Cet usage toponymique n’est pas affecté par les changements intervenus dans l’organisation politique de l’Amérique du Nord, qu’il s’agisse de la cession à l’Espagne de la partie occidentale de la Louisiane française par le traité de Fontainebleau de 1762, ou de l’accession à l’indépendance des treize anciennes colonies du royaume de Grande-Bretagne.
Les premiers atlas publiés aux États-Unis après l’indépendance, l’Atlas américain publié par Mathew Carey à Philadelphie en 1795 (voir la carte 21, a chart of the West Indies) et celui de John Reid, publié à New-York en 1796 (voir la General map of North America), conservent le « gulf of Mexico » des cartographes anglais (voir pour ceux-ci, par ex., la carte des îles des Antilles de Thomas Jefferys, Londres, 1794),
La rétrocession de la Louisiane à la France par l’Espagne en 1800, puis sa vente aux États-Unis par Bonaparte en 1803, n’affectèrent nullement une pratique paraissant définitivement consacrée. En témoignent les cartes d’Amérique du début du XIXème siècle, qu’elles soient françaises (cf. L’Amérique septentrionale de Conrad Malte Brun, Paris, 1812), anglaises (cf. la carte d’Amérique du Nord de Richard Phillips, Londres, 1808), ou américaines (v. Carey & Lea, North and South America, Philadelphie, 1822).
L’appellation de golfe du Mexique pourrait paraître plus appropriée à l’environnement politique régional, lorsque, en 1821, disparaît la vice-royauté de Nouvelle Espagne, pour faire place au Mexique indépendant. Son antériorité établit plutôt qu’elle ne devait rien précisément, à son rattachement à une juridiction voisine, tardivement apparue sous une dénomination inspirée de celle attribuée à une ville, Mexico, capitale de la Nouvelle Espagne avant d’être celle de l’empire mexicain.

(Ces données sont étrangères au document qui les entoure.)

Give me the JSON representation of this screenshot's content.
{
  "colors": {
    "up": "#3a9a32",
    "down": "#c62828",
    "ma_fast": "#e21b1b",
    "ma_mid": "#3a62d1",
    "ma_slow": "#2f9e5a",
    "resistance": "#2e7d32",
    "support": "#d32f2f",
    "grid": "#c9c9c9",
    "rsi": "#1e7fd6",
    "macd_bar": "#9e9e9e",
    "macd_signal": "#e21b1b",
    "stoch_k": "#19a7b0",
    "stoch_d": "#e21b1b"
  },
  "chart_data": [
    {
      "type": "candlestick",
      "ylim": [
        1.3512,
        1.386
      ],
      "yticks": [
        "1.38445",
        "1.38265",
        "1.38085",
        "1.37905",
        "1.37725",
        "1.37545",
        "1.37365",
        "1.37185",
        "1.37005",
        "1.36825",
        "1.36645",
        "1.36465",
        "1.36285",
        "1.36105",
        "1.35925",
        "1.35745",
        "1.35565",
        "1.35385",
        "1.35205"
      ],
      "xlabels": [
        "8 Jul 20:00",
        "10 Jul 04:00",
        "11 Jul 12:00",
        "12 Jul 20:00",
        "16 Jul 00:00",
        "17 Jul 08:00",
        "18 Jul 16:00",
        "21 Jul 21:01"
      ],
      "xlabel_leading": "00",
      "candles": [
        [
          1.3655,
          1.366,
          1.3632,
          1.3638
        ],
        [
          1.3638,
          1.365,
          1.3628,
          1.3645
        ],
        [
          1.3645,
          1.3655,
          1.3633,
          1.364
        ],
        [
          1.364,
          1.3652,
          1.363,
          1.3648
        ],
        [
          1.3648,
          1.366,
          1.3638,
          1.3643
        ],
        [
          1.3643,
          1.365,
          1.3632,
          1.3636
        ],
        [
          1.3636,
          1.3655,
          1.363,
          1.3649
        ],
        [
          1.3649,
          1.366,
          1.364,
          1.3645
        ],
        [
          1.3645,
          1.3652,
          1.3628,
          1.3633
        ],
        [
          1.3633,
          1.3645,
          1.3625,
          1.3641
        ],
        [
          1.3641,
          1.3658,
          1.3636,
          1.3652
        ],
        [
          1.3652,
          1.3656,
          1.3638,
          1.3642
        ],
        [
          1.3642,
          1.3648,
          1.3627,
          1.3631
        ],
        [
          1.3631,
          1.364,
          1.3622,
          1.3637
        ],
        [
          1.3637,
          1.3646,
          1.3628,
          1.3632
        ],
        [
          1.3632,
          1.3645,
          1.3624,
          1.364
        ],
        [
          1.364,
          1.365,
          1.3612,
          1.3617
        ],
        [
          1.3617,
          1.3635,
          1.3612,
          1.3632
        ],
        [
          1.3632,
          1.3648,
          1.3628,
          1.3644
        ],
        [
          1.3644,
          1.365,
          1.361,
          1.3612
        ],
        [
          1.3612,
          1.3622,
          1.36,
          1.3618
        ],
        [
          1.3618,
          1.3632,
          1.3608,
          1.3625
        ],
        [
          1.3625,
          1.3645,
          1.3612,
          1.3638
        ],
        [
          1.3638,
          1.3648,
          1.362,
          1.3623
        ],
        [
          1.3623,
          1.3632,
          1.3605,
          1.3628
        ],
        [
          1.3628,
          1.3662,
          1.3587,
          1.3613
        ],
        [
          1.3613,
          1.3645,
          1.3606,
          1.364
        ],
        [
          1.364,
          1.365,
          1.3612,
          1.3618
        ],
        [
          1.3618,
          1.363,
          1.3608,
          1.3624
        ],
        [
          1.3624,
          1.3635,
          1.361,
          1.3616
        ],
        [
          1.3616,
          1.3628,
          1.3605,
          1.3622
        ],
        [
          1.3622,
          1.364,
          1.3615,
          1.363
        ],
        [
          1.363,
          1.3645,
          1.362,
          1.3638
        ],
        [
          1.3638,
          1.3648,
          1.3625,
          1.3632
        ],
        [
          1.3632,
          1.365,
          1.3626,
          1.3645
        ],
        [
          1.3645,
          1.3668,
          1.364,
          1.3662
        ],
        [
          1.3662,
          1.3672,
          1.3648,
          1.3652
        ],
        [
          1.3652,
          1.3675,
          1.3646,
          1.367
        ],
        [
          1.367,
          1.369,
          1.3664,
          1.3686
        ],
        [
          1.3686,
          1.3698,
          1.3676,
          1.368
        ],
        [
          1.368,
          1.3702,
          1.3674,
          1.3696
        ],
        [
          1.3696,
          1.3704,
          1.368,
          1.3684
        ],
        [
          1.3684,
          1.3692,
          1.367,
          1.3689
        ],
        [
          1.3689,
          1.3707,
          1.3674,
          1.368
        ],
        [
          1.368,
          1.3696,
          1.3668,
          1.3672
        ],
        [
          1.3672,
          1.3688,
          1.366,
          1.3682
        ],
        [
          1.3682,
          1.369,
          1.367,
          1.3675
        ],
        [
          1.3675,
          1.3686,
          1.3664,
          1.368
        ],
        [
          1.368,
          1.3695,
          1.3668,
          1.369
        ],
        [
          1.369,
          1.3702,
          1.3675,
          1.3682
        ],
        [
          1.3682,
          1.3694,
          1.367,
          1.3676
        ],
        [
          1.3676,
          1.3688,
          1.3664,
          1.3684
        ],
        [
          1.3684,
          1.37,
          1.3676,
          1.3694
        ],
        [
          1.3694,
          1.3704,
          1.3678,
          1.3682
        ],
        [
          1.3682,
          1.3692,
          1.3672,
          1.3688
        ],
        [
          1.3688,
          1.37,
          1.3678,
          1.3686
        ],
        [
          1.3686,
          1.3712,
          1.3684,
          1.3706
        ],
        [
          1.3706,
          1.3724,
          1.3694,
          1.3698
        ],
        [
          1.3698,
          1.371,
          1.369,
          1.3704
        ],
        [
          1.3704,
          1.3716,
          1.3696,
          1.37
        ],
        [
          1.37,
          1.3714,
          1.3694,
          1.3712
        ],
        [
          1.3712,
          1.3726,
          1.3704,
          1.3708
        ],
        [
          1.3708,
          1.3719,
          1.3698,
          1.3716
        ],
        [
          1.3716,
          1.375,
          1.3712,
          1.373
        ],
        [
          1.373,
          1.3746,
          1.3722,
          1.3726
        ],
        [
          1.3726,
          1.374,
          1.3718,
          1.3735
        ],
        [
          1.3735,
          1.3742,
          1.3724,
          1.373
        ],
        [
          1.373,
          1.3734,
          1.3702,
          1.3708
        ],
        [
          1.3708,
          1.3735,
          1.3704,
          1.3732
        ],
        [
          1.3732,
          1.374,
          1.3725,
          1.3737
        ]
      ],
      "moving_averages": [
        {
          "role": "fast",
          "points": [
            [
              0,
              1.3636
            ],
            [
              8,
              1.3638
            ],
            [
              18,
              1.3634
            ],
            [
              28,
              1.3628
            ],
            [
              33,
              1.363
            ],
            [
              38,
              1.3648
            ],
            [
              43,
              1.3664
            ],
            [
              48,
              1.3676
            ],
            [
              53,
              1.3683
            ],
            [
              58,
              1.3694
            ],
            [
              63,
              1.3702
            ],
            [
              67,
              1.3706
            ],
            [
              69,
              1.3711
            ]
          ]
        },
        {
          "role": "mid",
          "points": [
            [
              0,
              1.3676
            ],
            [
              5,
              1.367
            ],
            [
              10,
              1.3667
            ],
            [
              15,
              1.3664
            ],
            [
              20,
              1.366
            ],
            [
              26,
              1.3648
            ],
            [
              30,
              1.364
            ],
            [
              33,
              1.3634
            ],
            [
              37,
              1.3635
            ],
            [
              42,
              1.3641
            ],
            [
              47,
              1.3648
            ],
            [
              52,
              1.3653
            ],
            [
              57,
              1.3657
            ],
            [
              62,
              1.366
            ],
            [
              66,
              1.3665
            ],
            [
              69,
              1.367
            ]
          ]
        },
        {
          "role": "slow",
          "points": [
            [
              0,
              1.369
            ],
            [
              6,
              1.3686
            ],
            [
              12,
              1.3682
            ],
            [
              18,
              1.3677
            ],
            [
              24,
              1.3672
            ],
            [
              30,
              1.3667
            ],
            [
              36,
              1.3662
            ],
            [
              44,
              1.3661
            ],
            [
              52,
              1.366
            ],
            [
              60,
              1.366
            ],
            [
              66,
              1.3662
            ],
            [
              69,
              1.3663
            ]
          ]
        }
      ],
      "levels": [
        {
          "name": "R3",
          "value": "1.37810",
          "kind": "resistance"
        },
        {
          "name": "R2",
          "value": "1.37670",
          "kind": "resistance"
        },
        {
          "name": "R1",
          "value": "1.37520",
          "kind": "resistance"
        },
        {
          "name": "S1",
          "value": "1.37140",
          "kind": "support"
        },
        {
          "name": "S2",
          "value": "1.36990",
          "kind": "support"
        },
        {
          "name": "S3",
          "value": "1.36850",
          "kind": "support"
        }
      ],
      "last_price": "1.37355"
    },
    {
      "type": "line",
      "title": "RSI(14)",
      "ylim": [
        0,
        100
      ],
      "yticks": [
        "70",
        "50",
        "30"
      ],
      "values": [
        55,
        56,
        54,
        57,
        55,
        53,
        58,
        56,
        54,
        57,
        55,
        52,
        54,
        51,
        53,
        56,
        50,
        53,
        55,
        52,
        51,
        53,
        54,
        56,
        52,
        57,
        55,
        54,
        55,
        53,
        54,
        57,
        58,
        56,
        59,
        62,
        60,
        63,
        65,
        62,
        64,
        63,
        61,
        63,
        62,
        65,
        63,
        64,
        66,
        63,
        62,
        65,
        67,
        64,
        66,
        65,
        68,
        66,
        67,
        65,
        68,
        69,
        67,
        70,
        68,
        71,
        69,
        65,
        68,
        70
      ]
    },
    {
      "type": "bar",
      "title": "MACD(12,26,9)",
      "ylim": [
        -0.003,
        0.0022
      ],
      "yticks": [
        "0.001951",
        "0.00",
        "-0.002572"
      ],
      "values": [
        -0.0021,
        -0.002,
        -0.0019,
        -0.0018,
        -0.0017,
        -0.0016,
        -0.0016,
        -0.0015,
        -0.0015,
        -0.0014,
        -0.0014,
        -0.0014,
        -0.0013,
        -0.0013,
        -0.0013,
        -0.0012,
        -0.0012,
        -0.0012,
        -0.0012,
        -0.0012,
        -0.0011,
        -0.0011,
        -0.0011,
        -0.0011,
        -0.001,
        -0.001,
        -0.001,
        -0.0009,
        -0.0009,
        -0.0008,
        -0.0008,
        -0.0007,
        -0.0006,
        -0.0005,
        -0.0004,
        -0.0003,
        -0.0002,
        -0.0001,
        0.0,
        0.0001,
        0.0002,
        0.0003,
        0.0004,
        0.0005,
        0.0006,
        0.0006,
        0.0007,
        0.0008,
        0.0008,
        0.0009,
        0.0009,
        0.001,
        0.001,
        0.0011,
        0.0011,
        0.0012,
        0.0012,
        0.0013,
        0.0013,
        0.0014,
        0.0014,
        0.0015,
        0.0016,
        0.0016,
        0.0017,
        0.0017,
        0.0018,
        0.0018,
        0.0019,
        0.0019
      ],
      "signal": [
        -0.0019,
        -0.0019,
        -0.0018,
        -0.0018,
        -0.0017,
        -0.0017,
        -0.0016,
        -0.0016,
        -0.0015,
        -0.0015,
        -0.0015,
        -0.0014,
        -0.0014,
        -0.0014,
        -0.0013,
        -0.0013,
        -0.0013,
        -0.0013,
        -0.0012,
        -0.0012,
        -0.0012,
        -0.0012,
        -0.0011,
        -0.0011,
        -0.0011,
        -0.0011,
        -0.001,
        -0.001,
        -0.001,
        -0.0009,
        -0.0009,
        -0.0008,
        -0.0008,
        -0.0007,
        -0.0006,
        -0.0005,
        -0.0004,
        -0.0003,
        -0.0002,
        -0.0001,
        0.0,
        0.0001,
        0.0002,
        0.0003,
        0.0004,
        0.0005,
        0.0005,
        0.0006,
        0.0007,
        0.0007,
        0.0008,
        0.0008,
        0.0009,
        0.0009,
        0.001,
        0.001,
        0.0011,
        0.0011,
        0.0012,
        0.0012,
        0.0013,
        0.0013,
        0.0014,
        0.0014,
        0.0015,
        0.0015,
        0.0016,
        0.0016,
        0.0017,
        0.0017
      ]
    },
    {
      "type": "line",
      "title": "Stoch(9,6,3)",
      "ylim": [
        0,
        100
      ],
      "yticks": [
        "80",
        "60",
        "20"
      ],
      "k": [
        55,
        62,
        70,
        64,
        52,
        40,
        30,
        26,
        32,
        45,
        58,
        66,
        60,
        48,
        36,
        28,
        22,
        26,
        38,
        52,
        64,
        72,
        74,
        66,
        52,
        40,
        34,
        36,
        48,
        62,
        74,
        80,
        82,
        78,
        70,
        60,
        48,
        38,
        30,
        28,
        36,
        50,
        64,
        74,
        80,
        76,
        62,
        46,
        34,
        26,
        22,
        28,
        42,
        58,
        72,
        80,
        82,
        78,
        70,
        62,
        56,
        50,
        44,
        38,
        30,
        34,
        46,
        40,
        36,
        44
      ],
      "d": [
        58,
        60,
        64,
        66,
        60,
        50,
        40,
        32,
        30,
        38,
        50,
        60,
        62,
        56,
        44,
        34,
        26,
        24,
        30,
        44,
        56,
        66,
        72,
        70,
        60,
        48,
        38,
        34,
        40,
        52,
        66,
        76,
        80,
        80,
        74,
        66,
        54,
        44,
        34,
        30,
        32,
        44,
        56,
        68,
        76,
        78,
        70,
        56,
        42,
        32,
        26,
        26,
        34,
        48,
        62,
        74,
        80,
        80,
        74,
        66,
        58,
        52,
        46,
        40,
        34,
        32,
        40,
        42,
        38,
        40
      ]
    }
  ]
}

Toujours est-il que le « gulf of Mexico » est invariablement identifié sur toutes les cartes américaines du XIXème siècle (cf. North America, Antony Finley, Philadelphie, 1824, et les cartes de Tanner, Burr, Phelps, Mitchell, Monk, Colton, Johnson, Gilpin, ou Gray), sans être autrement mis en question par la reconfiguration du Mexique faisant suite aux mouvements séparatistes qui le privent d’une partie des territoires relevant auparavant de la Nouvelle Espagne, notamment du Texas en 1835, et à la guerre américano-mexicaine de 1846-1848, conduisant à l’annexion par les États-Unis de la Californie et du Nouveau-Mexique.
Les cartes européennes montrent, selon leur origine, le « golfo de Mejico, », le « Golfo del Messico », le « golf von Mexico », le « gulf of Mexico » (avec l’alternative « Mexican sea » sur la carte anglaise North America de Hinton, Simpkin & Marshall, Londres 1832) ou, pour la cartographie française (notamment chez Levasseur, Dufour, Perigot ou Masson), le « golfe du Mexique ».
Les mêmes usages sont conservés au XXème siècle et dans le premier quart du XXIème siècle.
Le changement de dénomination décidé par le Président Trump est assurément inspiré par l’objectif Make America Great Again, où le mot America doit probablement s’entendre des États-Unis, et qui ne serait pas jugé compatible avec la conservation, pour désigner une mer dont le littoral ne relève pas principalement de la juridiction du Mexique, d’un nom laissant supposer qu’elle dépend de cet État.
Historiquement, pourtant, l’appellation de « golfe du Mexique » n’est pas liée, on l’a rappelé, à son rattachement à un Etat qui porterait ce nom, même si elle a évidemment à voir avec la région relevant jadis du vice-royaume de la Nouvelle Espagne, et depuis le XIXème siècle, du Mexique, dont la capitale est demeurée Mexico.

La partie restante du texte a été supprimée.